In summary, the objective of our experiment is to measure the time it takes to execute the four expressions contained in the following table:
Expression | Category | Description |
---|---|---|
lists:map(fun lists:sort/1, L1) |
Sequential | Light-weight computations with a lot of message passing: Sort 100 lists, each one with 1,000 random integers. |
plists:map(fun lists:sort/1, L1) |
Parallel | |
lists:map(fun fibo/1, L2) |
Sequential | CPU-bound computations with little message passing: Compute 100 times the 27th element of the Fibonacci sequence. |
plists:map(fun fibo/1, L2) |
Parallel |
In order to measure the execution time, we'll use the
timer:tc
function which takes three parameters:
Module, FunName, and ArgList. It calls the
corresponding function with the specified arguments and measures the
elapsed real time. It returns a tuple {Time, Value},
where Time is the elapsed real time in microseconds, and
Value is what the function returns. For example:
> {T,V} = timer:tc(lists,seq,[1,20]). {1,[1,2,3,4,5,6,7,8,9,10,11,12,13,14,15,16,17,18,19,20]} > T. 1 > V. [1,2,3,4,5,6,7,8,9,10,11,12,13,14,15,16,17,18,19,20]
Once we have our time measurements, we can calculate the speedup, which refers to how much a parallel program is faster than a corresponding sequential program.
The speedup is defined by the following formula:
Sp = T1 / Tp
Where:
Now lets put everything together in a file called
multicore.erl
:
-module(multicore). -export([test1/0,test2/0]). make_random_list(K) -> [random:uniform(1000000) || _ <- lists:duplicate(K, null)]. seed() -> random:seed(44,55,66). fibo(0) -> 1; fibo(1) -> 1; fibo(N) when N > 1 -> fibo(N-1) + fibo(N-2). test1() -> seed(), L1 = [make_random_list(1000) || _ <- lists:duplicate(100, null)], {Time1, S1} = timer:tc(lists, map, [fun lists:sort/1, L1]), {Time2, S2} = timer:tc(plists, map, [fun lists:sort/1, L1]), io:format("sort: results equal? = ~w, speedup = ~w~n", [S1=:=S2, Time1/Time2]). test2() -> L2 = lists:duplicate(100, 27), {Time1, S1} = timer:tc(lists, map, [fun fibo/1, L2]), {Time2, S2} = timer:tc(plists, map, [fun fibo/1, L2]), io:format("fibo: results equal? = ~w, speedup = ~w~n", [S1=:=S2, Time1/Time2]).
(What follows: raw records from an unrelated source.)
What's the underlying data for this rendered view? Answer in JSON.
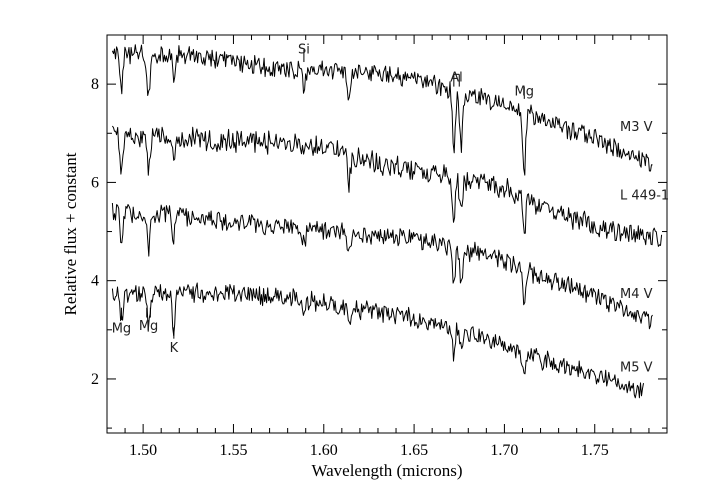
{
  "chart_data": {
    "type": "line",
    "xlabel": "Wavelength (microns)",
    "ylabel": "Relative flux + constant",
    "xlim": [
      1.48,
      1.79
    ],
    "ylim": [
      0.9,
      9.0
    ],
    "x_ticks": [
      1.5,
      1.55,
      1.6,
      1.65,
      1.7,
      1.75
    ],
    "x_tick_labels": [
      "1.50",
      "1.55",
      "1.60",
      "1.65",
      "1.70",
      "1.75"
    ],
    "y_ticks": [
      2,
      4,
      6,
      8
    ],
    "y_tick_labels": [
      "2",
      "4",
      "6",
      "8"
    ],
    "grid": false,
    "series": [
      {
        "name": "M3 V",
        "x_range": [
          1.483,
          1.782
        ],
        "noise": 0.17,
        "anchors": [
          [
            1.48,
            8.6
          ],
          [
            1.52,
            8.6
          ],
          [
            1.55,
            8.45
          ],
          [
            1.58,
            8.3
          ],
          [
            1.6,
            8.3
          ],
          [
            1.63,
            8.2
          ],
          [
            1.65,
            8.1
          ],
          [
            1.67,
            7.9
          ],
          [
            1.7,
            7.6
          ],
          [
            1.72,
            7.3
          ],
          [
            1.75,
            6.9
          ],
          [
            1.78,
            6.4
          ]
        ],
        "absorptions": [
          [
            1.488,
            0.7
          ],
          [
            1.503,
            0.9
          ],
          [
            1.517,
            0.5
          ],
          [
            1.589,
            0.4
          ],
          [
            1.614,
            0.6
          ],
          [
            1.672,
            1.3
          ],
          [
            1.676,
            1.1
          ],
          [
            1.711,
            1.2
          ]
        ]
      },
      {
        "name": "L 449-1",
        "x_range": [
          1.483,
          1.787
        ],
        "noise": 0.2,
        "anchors": [
          [
            1.48,
            7.0
          ],
          [
            1.52,
            6.9
          ],
          [
            1.55,
            6.85
          ],
          [
            1.58,
            6.8
          ],
          [
            1.6,
            6.7
          ],
          [
            1.62,
            6.45
          ],
          [
            1.65,
            6.25
          ],
          [
            1.68,
            6.0
          ],
          [
            1.7,
            5.9
          ],
          [
            1.72,
            5.5
          ],
          [
            1.75,
            5.1
          ],
          [
            1.78,
            4.9
          ]
        ],
        "absorptions": [
          [
            1.488,
            0.8
          ],
          [
            1.503,
            0.8
          ],
          [
            1.517,
            0.4
          ],
          [
            1.589,
            0.3
          ],
          [
            1.614,
            0.5
          ],
          [
            1.672,
            0.9
          ],
          [
            1.676,
            0.7
          ],
          [
            1.711,
            0.8
          ]
        ]
      },
      {
        "name": "M4 V",
        "x_range": [
          1.483,
          1.782
        ],
        "noise": 0.17,
        "anchors": [
          [
            1.48,
            5.4
          ],
          [
            1.52,
            5.35
          ],
          [
            1.55,
            5.2
          ],
          [
            1.58,
            5.1
          ],
          [
            1.6,
            5.0
          ],
          [
            1.63,
            4.9
          ],
          [
            1.65,
            4.85
          ],
          [
            1.68,
            4.6
          ],
          [
            1.7,
            4.4
          ],
          [
            1.72,
            4.1
          ],
          [
            1.75,
            3.7
          ],
          [
            1.78,
            3.2
          ]
        ],
        "absorptions": [
          [
            1.488,
            0.6
          ],
          [
            1.503,
            0.7
          ],
          [
            1.517,
            0.5
          ],
          [
            1.589,
            0.3
          ],
          [
            1.614,
            0.4
          ],
          [
            1.672,
            0.8
          ],
          [
            1.676,
            0.7
          ],
          [
            1.711,
            0.9
          ]
        ]
      },
      {
        "name": "M5 V",
        "x_range": [
          1.483,
          1.777
        ],
        "noise": 0.17,
        "anchors": [
          [
            1.48,
            3.7
          ],
          [
            1.52,
            3.75
          ],
          [
            1.55,
            3.75
          ],
          [
            1.58,
            3.65
          ],
          [
            1.6,
            3.55
          ],
          [
            1.62,
            3.4
          ],
          [
            1.65,
            3.25
          ],
          [
            1.68,
            2.95
          ],
          [
            1.7,
            2.65
          ],
          [
            1.72,
            2.4
          ],
          [
            1.75,
            2.1
          ],
          [
            1.78,
            1.7
          ]
        ],
        "absorptions": [
          [
            1.488,
            0.5
          ],
          [
            1.503,
            0.6
          ],
          [
            1.517,
            0.8
          ],
          [
            1.589,
            0.3
          ],
          [
            1.614,
            0.4
          ],
          [
            1.672,
            0.5
          ],
          [
            1.676,
            0.4
          ],
          [
            1.711,
            0.5
          ]
        ]
      }
    ],
    "series_labels": [
      {
        "text": "M3 V",
        "x": 1.764,
        "y": 7.05
      },
      {
        "text": "L 449-1",
        "x": 1.764,
        "y": 5.65
      },
      {
        "text": "M4 V",
        "x": 1.764,
        "y": 3.65
      },
      {
        "text": "M5 V",
        "x": 1.764,
        "y": 2.15
      }
    ],
    "annotations": [
      {
        "text": "Si",
        "x": 1.589,
        "y": 8.62,
        "ticks": [
          1.589
        ],
        "tick_y": [
          8.45,
          8.7
        ]
      },
      {
        "text": "Al",
        "x": 1.6735,
        "y": 8.05,
        "ticks": [
          1.672,
          1.675
        ],
        "tick_y": [
          7.95,
          8.2
        ],
        "bar": true
      },
      {
        "text": "Mg",
        "x": 1.711,
        "y": 7.77,
        "ticks": [
          1.711
        ],
        "tick_y": [
          7.7,
          7.95
        ]
      },
      {
        "text": "Mg",
        "x": 1.488,
        "y": 2.95,
        "ticks": [
          1.488
        ],
        "tick_y": [
          3.2,
          3.45
        ]
      },
      {
        "text": "Mg",
        "x": 1.503,
        "y": 3.0,
        "ticks": [
          1.502,
          1.504
        ],
        "tick_y": [
          3.25,
          3.45
        ]
      },
      {
        "text": "K",
        "x": 1.517,
        "y": 2.55,
        "ticks": [
          1.517
        ],
        "tick_y": [
          2.82,
          3.05
        ]
      }
    ]
  }
}
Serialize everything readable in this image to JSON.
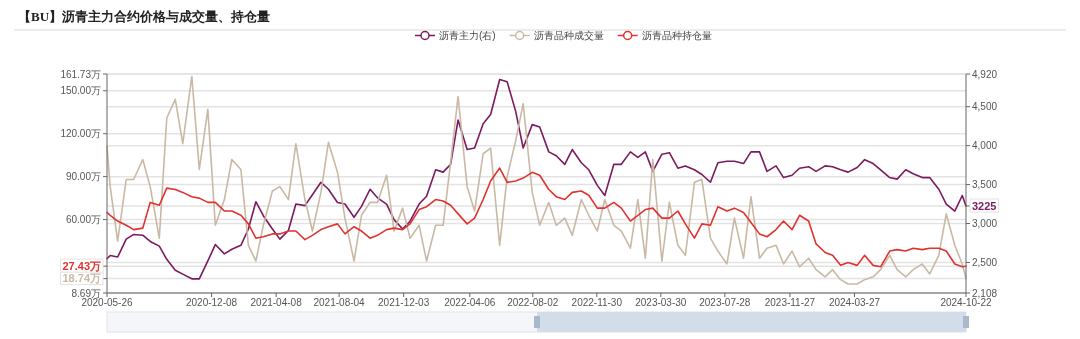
{
  "chart_data": {
    "type": "line",
    "title": "【BU】沥青主力合约价格与成交量、持仓量",
    "x": [
      "2020-05-26",
      "2020-06-01",
      "2020-06-15",
      "2020-07-01",
      "2020-07-15",
      "2020-08-01",
      "2020-08-15",
      "2020-09-01",
      "2020-09-15",
      "2020-10-01",
      "2020-10-15",
      "2020-11-01",
      "2020-11-15",
      "2020-12-01",
      "2020-12-15",
      "2021-01-01",
      "2021-01-15",
      "2021-02-01",
      "2021-02-15",
      "2021-03-01",
      "2021-03-15",
      "2021-04-01",
      "2021-04-15",
      "2021-05-01",
      "2021-05-15",
      "2021-06-01",
      "2021-06-15",
      "2021-07-01",
      "2021-07-15",
      "2021-08-01",
      "2021-08-15",
      "2021-09-01",
      "2021-09-15",
      "2021-10-01",
      "2021-10-15",
      "2021-11-01",
      "2021-11-15",
      "2021-12-01",
      "2021-12-15",
      "2022-01-01",
      "2022-01-15",
      "2022-02-01",
      "2022-02-15",
      "2022-03-01",
      "2022-03-15",
      "2022-04-01",
      "2022-04-15",
      "2022-05-01",
      "2022-05-15",
      "2022-06-01",
      "2022-06-15",
      "2022-07-01",
      "2022-07-15",
      "2022-08-01",
      "2022-08-15",
      "2022-09-01",
      "2022-09-15",
      "2022-10-01",
      "2022-10-15",
      "2022-11-01",
      "2022-11-15",
      "2022-12-01",
      "2022-12-15",
      "2023-01-01",
      "2023-01-15",
      "2023-02-01",
      "2023-02-15",
      "2023-03-01",
      "2023-03-15",
      "2023-04-01",
      "2023-04-15",
      "2023-05-01",
      "2023-05-15",
      "2023-06-01",
      "2023-06-15",
      "2023-07-01",
      "2023-07-15",
      "2023-08-01",
      "2023-08-15",
      "2023-09-01",
      "2023-09-15",
      "2023-10-01",
      "2023-10-15",
      "2023-11-01",
      "2023-11-15",
      "2023-12-01",
      "2023-12-15",
      "2024-01-01",
      "2024-01-15",
      "2024-02-01",
      "2024-02-15",
      "2024-03-01",
      "2024-03-15",
      "2024-04-01",
      "2024-04-15",
      "2024-05-01",
      "2024-05-15",
      "2024-06-01",
      "2024-06-15",
      "2024-07-01",
      "2024-07-15",
      "2024-08-01",
      "2024-08-15",
      "2024-09-01",
      "2024-09-15",
      "2024-10-01",
      "2024-10-15",
      "2024-10-22"
    ],
    "xlim": [
      "2020-05-26",
      "2024-10-22"
    ],
    "xticks": [
      "2020-05-26",
      "2020-12-08",
      "2021-04-08",
      "2021-08-04",
      "2021-12-03",
      "2022-04-06",
      "2022-08-02",
      "2022-11-30",
      "2023-03-30",
      "2023-07-28",
      "2023-11-27",
      "2024-03-27",
      "2024-10-22"
    ],
    "ylim": [
      8.69,
      161.73
    ],
    "yticks": [
      {
        "value": 8.69,
        "label": "8.69万"
      },
      {
        "value": 18.74,
        "label": "18.74万"
      },
      {
        "value": 27.43,
        "label": "27.43万"
      },
      {
        "value": 60,
        "label": "60.00万"
      },
      {
        "value": 90,
        "label": "90.00万"
      },
      {
        "value": 120,
        "label": "120.00万"
      },
      {
        "value": 150,
        "label": "150.00万"
      },
      {
        "value": 161.73,
        "label": "161.73万"
      }
    ],
    "y2lim": [
      2108,
      4920
    ],
    "y2ticks": [
      {
        "value": 2108,
        "label": "2,108"
      },
      {
        "value": 2500,
        "label": "2,500"
      },
      {
        "value": 3000,
        "label": "3,000"
      },
      {
        "value": 3225,
        "label": "3225"
      },
      {
        "value": 3500,
        "label": "3,500"
      },
      {
        "value": 4000,
        "label": "4,000"
      },
      {
        "value": 4500,
        "label": "4,500"
      },
      {
        "value": 4920,
        "label": "4,920"
      }
    ],
    "grid": "y",
    "legend": "top",
    "marker": "none",
    "series": [
      {
        "name": "沥青主力(右)",
        "color": "#7b1a5e",
        "axis": "y2",
        "values": [
          2550,
          2590,
          2570,
          2800,
          2860,
          2850,
          2770,
          2710,
          2540,
          2400,
          2350,
          2290,
          2290,
          2520,
          2730,
          2610,
          2670,
          2720,
          2930,
          3280,
          3100,
          2930,
          2800,
          2910,
          3250,
          3230,
          3370,
          3530,
          3440,
          3270,
          3250,
          3080,
          3220,
          3440,
          3330,
          3250,
          3050,
          2930,
          3030,
          3250,
          3350,
          3690,
          3660,
          3760,
          4330,
          3950,
          3970,
          4280,
          4400,
          4850,
          4820,
          4440,
          3970,
          4270,
          4240,
          3920,
          3870,
          3760,
          3950,
          3780,
          3690,
          3490,
          3360,
          3760,
          3760,
          3920,
          3850,
          3920,
          3670,
          3890,
          3910,
          3710,
          3740,
          3690,
          3630,
          3530,
          3780,
          3800,
          3800,
          3770,
          3920,
          3920,
          3670,
          3740,
          3590,
          3620,
          3710,
          3730,
          3670,
          3740,
          3730,
          3690,
          3660,
          3720,
          3820,
          3770,
          3690,
          3590,
          3570,
          3690,
          3640,
          3590,
          3590,
          3440,
          3250,
          3160,
          3360,
          3225
        ]
      },
      {
        "name": "沥青品种成交量",
        "color": "#c9b9a4",
        "values": [
          111,
          83,
          45,
          88,
          88,
          102,
          83,
          47,
          131,
          144,
          113,
          160,
          95,
          137,
          56,
          74,
          102,
          95,
          42,
          31,
          56,
          80,
          83,
          74,
          113,
          74,
          52,
          79,
          114,
          93,
          61,
          31,
          63,
          72,
          72,
          91,
          52,
          68,
          47,
          56,
          31,
          56,
          56,
          100,
          146,
          83,
          66,
          106,
          110,
          42,
          90,
          115,
          141,
          79,
          56,
          72,
          56,
          61,
          49,
          74,
          63,
          52,
          74,
          56,
          52,
          40,
          74,
          33,
          102,
          31,
          72,
          42,
          35,
          86,
          88,
          47,
          38,
          29,
          61,
          33,
          76,
          33,
          40,
          42,
          29,
          38,
          27,
          33,
          25,
          20,
          25,
          18,
          15,
          15,
          18,
          20,
          25,
          35,
          25,
          20,
          25,
          29,
          22,
          35,
          64,
          42,
          29,
          18.74
        ]
      },
      {
        "name": "沥青品种持仓量",
        "color": "#e0332e",
        "values": [
          65,
          63,
          59,
          56,
          53,
          54,
          72,
          70,
          82,
          81,
          79,
          76,
          75,
          72,
          72,
          66,
          66,
          63,
          57,
          47,
          48,
          50,
          50,
          52,
          52,
          46,
          49,
          53,
          55,
          57,
          50,
          55,
          52,
          47,
          49,
          53,
          54,
          53,
          57,
          67,
          69,
          74,
          73,
          70,
          64,
          57,
          61,
          74,
          87,
          96,
          86,
          87,
          89,
          93,
          91,
          81,
          76,
          74,
          79,
          80,
          77,
          68,
          68,
          72,
          68,
          59,
          63,
          67,
          68,
          61,
          61,
          66,
          57,
          47,
          57,
          56,
          69,
          66,
          68,
          65,
          58,
          50,
          48,
          53,
          59,
          53,
          63,
          59,
          43,
          37,
          35,
          28,
          30,
          28,
          35,
          28,
          27,
          38,
          39,
          38,
          40,
          39,
          40,
          40,
          38,
          29,
          27,
          27.43
        ]
      }
    ]
  }
}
Compile the module and run the functions test1
and
test2
. Which of the two tests has the best speedup? Why do
you think this is so?
By default, the Erlang runtime system starts with SMP support enabled if it's available and two or more logical processors are detected.
When you launch the Erlang shell, you can specify the "+S N" option to indicate that N schedulers should be used (each Erlang scheduler is a complete virtual machine that knows about all the other virtual machines). For example, the following command indicates that only one scheduler should be used:
$ erl +S 1
NOTE: In Windows, open a command window (cmd.exe
) and use the werl
command instead (normally found in the C:\Program Files\erl5.6\bin
directory) supplying the same +S option.
If the +S option is omitted, it defaults to the number of logical processors in the SMP machine.
Run again test1
and test2
, but this time using only one scheduler. What happens to the speedups? Why do you think this happens?
Finally, run test1
and test2
, but now using more schedulers than the number of logical processors available. What can you conclude from the observed results?
This is a class activity, nothing needs to be delivered.